Vascular EDS is usually caused by mutations of COL3A1 in single amino acid substitutions for glycine in the GLY-X-Y repeat of the triple helical region or in variant splice sites, causing a dominant-negative effect.12 Individuals with these mutations have severe symptoms because of high penetrance. COL3A1 haploinsufficiency, which has been found to be an alternative mechanism,13 results in a variety of vascular EDS with delayed onset of complications and longer life expectancy compared with other mutation types.14 The mother with a COL3A1 mutation in our report did not show any clinical symptoms, possibly because of haploinsufficiency caused by nonsense-mediated messenger RNA decay. Some vascular EDS patients with null mutations including nonsense-mediated messenger RNA decay also showed the same severe phenotypes, like that of patients with missense or splice-site mutations.14 Severities of vascular EDS were varied between the members of the family with the same mutation. In vascular EDS, genotype–phenotype correlations also add important information in predicting outcome and selecting the treatment. Determining the mutation type is important for the management of vascular EDS. Although de novo COL3A1 mutations occur in approximately 50% of cases, genetic testing of parents is important for evaluating the risk in other family members.

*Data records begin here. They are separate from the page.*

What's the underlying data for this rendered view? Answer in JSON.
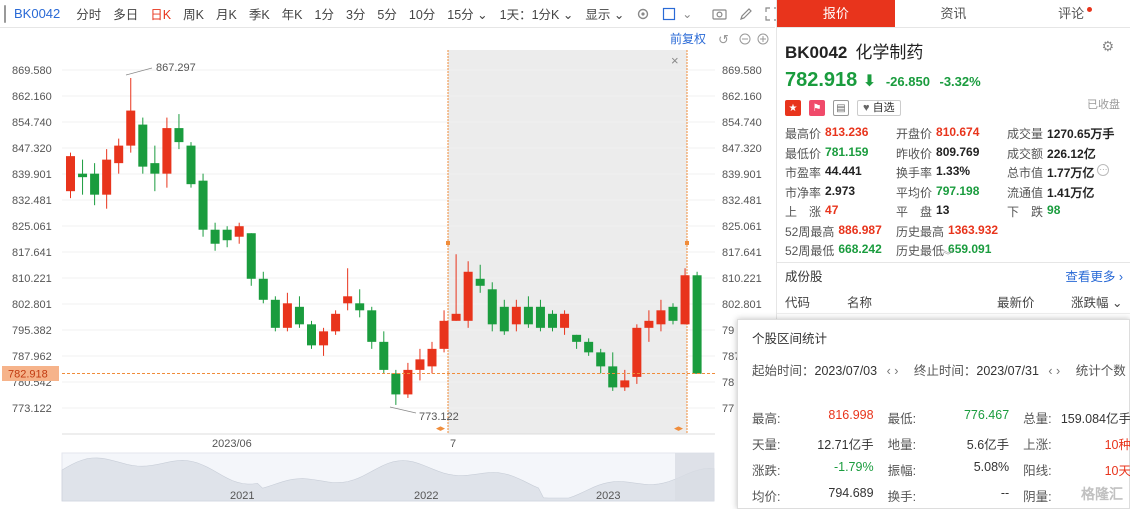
{
  "toolbar": {
    "code": "BK0042",
    "items": [
      "分时",
      "多日",
      "日K",
      "周K",
      "月K",
      "季K",
      "年K",
      "1分",
      "3分",
      "5分",
      "10分",
      "15分 ⌄",
      "1天：1分K ⌄",
      "显示 ⌄"
    ],
    "active_index": 2
  },
  "chart": {
    "restore_label": "前复权",
    "price_label": "782.918",
    "high_label": "867.297",
    "low_label": "773.122",
    "date_labels": [
      "2023/06",
      "7"
    ],
    "nav_years": [
      "2021",
      "2022",
      "2023"
    ],
    "close_x": "×",
    "up_color": "#e8341c",
    "down_color": "#1a9c3e"
  },
  "chart_data": {
    "type": "candlestick",
    "ylim": [
      768.0,
      873.0
    ],
    "yticks": [
      "869.580",
      "862.160",
      "854.740",
      "847.320",
      "839.901",
      "832.481",
      "825.061",
      "817.641",
      "810.221",
      "802.801",
      "795.382",
      "787.962",
      "780.542",
      "773.122"
    ],
    "yticks_right": [
      "869.580",
      "862.160",
      "854.740",
      "847.320",
      "839.901",
      "832.481",
      "825.061",
      "817.641",
      "810.221",
      "802.801",
      "79",
      "787.962",
      "78",
      "77"
    ],
    "candles": [
      {
        "o": 835.0,
        "h": 846.0,
        "l": 833.0,
        "c": 845.0
      },
      {
        "o": 840.0,
        "h": 844.0,
        "l": 834.0,
        "c": 839.0
      },
      {
        "o": 840.0,
        "h": 843.0,
        "l": 831.0,
        "c": 834.0
      },
      {
        "o": 834.0,
        "h": 847.0,
        "l": 830.0,
        "c": 844.0
      },
      {
        "o": 843.0,
        "h": 850.0,
        "l": 840.0,
        "c": 848.0
      },
      {
        "o": 848.0,
        "h": 867.3,
        "l": 846.0,
        "c": 858.0
      },
      {
        "o": 854.0,
        "h": 856.0,
        "l": 840.0,
        "c": 842.0
      },
      {
        "o": 843.0,
        "h": 848.0,
        "l": 835.0,
        "c": 840.0
      },
      {
        "o": 840.0,
        "h": 856.0,
        "l": 836.0,
        "c": 853.0
      },
      {
        "o": 853.0,
        "h": 857.0,
        "l": 847.0,
        "c": 849.0
      },
      {
        "o": 848.0,
        "h": 849.0,
        "l": 836.0,
        "c": 837.0
      },
      {
        "o": 838.0,
        "h": 840.0,
        "l": 822.0,
        "c": 824.0
      },
      {
        "o": 824.0,
        "h": 826.0,
        "l": 818.0,
        "c": 820.0
      },
      {
        "o": 824.0,
        "h": 825.0,
        "l": 819.0,
        "c": 821.0
      },
      {
        "o": 822.0,
        "h": 826.0,
        "l": 820.0,
        "c": 825.0
      },
      {
        "o": 823.0,
        "h": 823.0,
        "l": 808.0,
        "c": 810.0
      },
      {
        "o": 810.0,
        "h": 812.0,
        "l": 803.0,
        "c": 804.0
      },
      {
        "o": 804.0,
        "h": 805.0,
        "l": 795.0,
        "c": 796.0
      },
      {
        "o": 796.0,
        "h": 806.0,
        "l": 795.0,
        "c": 803.0
      },
      {
        "o": 802.0,
        "h": 805.0,
        "l": 796.0,
        "c": 797.0
      },
      {
        "o": 797.0,
        "h": 798.0,
        "l": 790.0,
        "c": 791.0
      },
      {
        "o": 791.0,
        "h": 796.0,
        "l": 788.0,
        "c": 795.0
      },
      {
        "o": 795.0,
        "h": 801.0,
        "l": 794.0,
        "c": 800.0
      },
      {
        "o": 803.0,
        "h": 813.0,
        "l": 801.0,
        "c": 805.0
      },
      {
        "o": 803.0,
        "h": 807.0,
        "l": 799.0,
        "c": 801.0
      },
      {
        "o": 801.0,
        "h": 802.0,
        "l": 790.0,
        "c": 792.0
      },
      {
        "o": 792.0,
        "h": 795.0,
        "l": 783.0,
        "c": 784.0
      },
      {
        "o": 783.0,
        "h": 784.0,
        "l": 774.0,
        "c": 777.0
      },
      {
        "o": 777.0,
        "h": 786.0,
        "l": 776.0,
        "c": 784.0
      },
      {
        "o": 784.0,
        "h": 790.0,
        "l": 781.0,
        "c": 787.0
      },
      {
        "o": 785.0,
        "h": 792.0,
        "l": 783.0,
        "c": 790.0
      },
      {
        "o": 790.0,
        "h": 801.0,
        "l": 789.0,
        "c": 798.0
      },
      {
        "o": 798.0,
        "h": 817.0,
        "l": 798.0,
        "c": 800.0
      },
      {
        "o": 798.0,
        "h": 815.0,
        "l": 796.0,
        "c": 812.0
      },
      {
        "o": 810.0,
        "h": 814.0,
        "l": 806.0,
        "c": 808.0
      },
      {
        "o": 807.0,
        "h": 809.0,
        "l": 795.0,
        "c": 797.0
      },
      {
        "o": 802.0,
        "h": 804.0,
        "l": 794.0,
        "c": 795.0
      },
      {
        "o": 797.0,
        "h": 804.0,
        "l": 795.0,
        "c": 802.0
      },
      {
        "o": 802.0,
        "h": 805.0,
        "l": 796.0,
        "c": 797.0
      },
      {
        "o": 802.0,
        "h": 804.0,
        "l": 795.0,
        "c": 796.0
      },
      {
        "o": 800.0,
        "h": 801.0,
        "l": 795.0,
        "c": 796.0
      },
      {
        "o": 796.0,
        "h": 801.0,
        "l": 794.0,
        "c": 800.0
      },
      {
        "o": 794.0,
        "h": 794.0,
        "l": 790.0,
        "c": 792.0
      },
      {
        "o": 792.0,
        "h": 793.0,
        "l": 788.0,
        "c": 789.0
      },
      {
        "o": 789.0,
        "h": 790.0,
        "l": 783.0,
        "c": 785.0
      },
      {
        "o": 785.0,
        "h": 789.0,
        "l": 778.0,
        "c": 779.0
      },
      {
        "o": 779.0,
        "h": 784.0,
        "l": 778.0,
        "c": 781.0
      },
      {
        "o": 782.0,
        "h": 797.0,
        "l": 780.0,
        "c": 796.0
      },
      {
        "o": 796.0,
        "h": 801.0,
        "l": 792.0,
        "c": 798.0
      },
      {
        "o": 797.0,
        "h": 804.0,
        "l": 795.0,
        "c": 801.0
      },
      {
        "o": 802.0,
        "h": 803.0,
        "l": 797.0,
        "c": 798.0
      },
      {
        "o": 797.0,
        "h": 813.0,
        "l": 797.0,
        "c": 811.0
      },
      {
        "o": 811.0,
        "h": 812.0,
        "l": 782.9,
        "c": 782.9
      }
    ]
  },
  "panel": {
    "tabs": [
      "报价",
      "资讯",
      "评论"
    ],
    "code": "BK0042",
    "name": "化学制药",
    "price": "782.918",
    "arrow": "⬇",
    "change": "-26.850",
    "pct": "-3.32%",
    "collected": "已收盘",
    "fav_label": "自选",
    "stats": [
      [
        {
          "l": "最高价",
          "v": "813.236",
          "c": "red"
        },
        {
          "l": "开盘价",
          "v": "810.674",
          "c": "red"
        },
        {
          "l": "成交量",
          "v": "1270.65万手",
          "c": ""
        }
      ],
      [
        {
          "l": "最低价",
          "v": "781.159",
          "c": "green"
        },
        {
          "l": "昨收价",
          "v": "809.769",
          "c": ""
        },
        {
          "l": "成交额",
          "v": "226.12亿",
          "c": ""
        }
      ],
      [
        {
          "l": "市盈率",
          "v": "44.441",
          "c": ""
        },
        {
          "l": "换手率",
          "v": "1.33%",
          "c": ""
        },
        {
          "l": "总市值",
          "v": "1.77万亿",
          "c": ""
        }
      ],
      [
        {
          "l": "市净率",
          "v": "2.973",
          "c": ""
        },
        {
          "l": "平均价",
          "v": "797.198",
          "c": "green"
        },
        {
          "l": "流通值",
          "v": "1.41万亿",
          "c": ""
        }
      ],
      [
        {
          "l": "上　涨",
          "v": "47",
          "c": "red"
        },
        {
          "l": "平　盘",
          "v": "13",
          "c": ""
        },
        {
          "l": "下　跌",
          "v": "98",
          "c": "green"
        }
      ],
      [
        {
          "l": "52周最高",
          "v": "886.987",
          "c": "red"
        },
        {
          "l": "历史最高",
          "v": "1363.932",
          "c": "red"
        },
        {
          "l": "",
          "v": "",
          "c": ""
        }
      ],
      [
        {
          "l": "52周最低",
          "v": "668.242",
          "c": "green"
        },
        {
          "l": "历史最低",
          "v": "659.091",
          "c": "green"
        },
        {
          "l": "",
          "v": "",
          "c": ""
        }
      ]
    ],
    "constituents_title": "成份股",
    "see_more": "查看更多",
    "cols": [
      "代码",
      "名称",
      "最新价",
      "涨跌幅 ⌄"
    ]
  },
  "popup": {
    "title": "个股区间统计",
    "start_label": "起始时间：",
    "start_value": "2023/07/03",
    "end_label": "终止时间：",
    "end_value": "2023/07/31",
    "count_label": "统计个数",
    "rows": [
      [
        {
          "l": "最高:",
          "v": "816.998",
          "c": "red"
        },
        {
          "l": "最低:",
          "v": "776.467",
          "c": "green"
        },
        {
          "l": "总量:",
          "v": "159.084亿手",
          "c": ""
        }
      ],
      [
        {
          "l": "天量:",
          "v": "12.71亿手",
          "c": ""
        },
        {
          "l": "地量:",
          "v": "5.6亿手",
          "c": ""
        },
        {
          "l": "上涨:",
          "v": "10种",
          "c": "red"
        }
      ],
      [
        {
          "l": "涨跌:",
          "v": "-1.79%",
          "c": "green"
        },
        {
          "l": "振幅:",
          "v": "5.08%",
          "c": ""
        },
        {
          "l": "阳线:",
          "v": "10天",
          "c": "red"
        }
      ],
      [
        {
          "l": "均价:",
          "v": "794.689",
          "c": ""
        },
        {
          "l": "换手:",
          "v": "--",
          "c": ""
        },
        {
          "l": "阴量:",
          "v": "",
          "c": ""
        }
      ]
    ],
    "watermark": "格隆汇"
  }
}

Management is also necessary for vascular EDS following presymptomatic diagnosis. In pregnant women with vascular EDS and COL3A1 mutation, it is prudent to follow the high-risk obstetric management protocols.6,9 It is essential to educate pregnant women with regard to the possible complications, and the requirement for close monitoring is recommended.7,15,16 During pregnancy, these patients are more susceptible to complications such as uterine and vascular rupture because of plasma volume expansion.17 Depending on the patient’s condition, one of the choices is to choose early delivery via elective cesarean section (32 weeks’ gestation)7 because the risk of complication is considered greatest during labor, delivery, and immediately postpartum.18 In order to be prepared in an emergency, from a surgical perspective, we also need to be aware that vessels are often very friable. This observation was made mainly during operations.19 Thus, a firm diagnosis of vascular EDS may help in the management of visceral complications, pregnancy, and genetic counseling.12

To the best of our knowledge, this is the first report on presymptomatic genetic testing in a pregnant woman with a family history of vascular EDS and known COL3A1 mutation. Presymptomatic genetic testing is an important choice for individuals at risk of complications of vascular EDS during pregnancy and facilitates informed decision-making and effective management of complications.

Acknowledgments

The authors thank the patient and her family members who participated in this study. This work was supported in part by a grant from Grants-in Aid for Scientific Research from the Ministry of Health, Education, Culture, Sports, Science, and Technology of Japan.

Disclosure

The authors report no conflicts of interest in this work.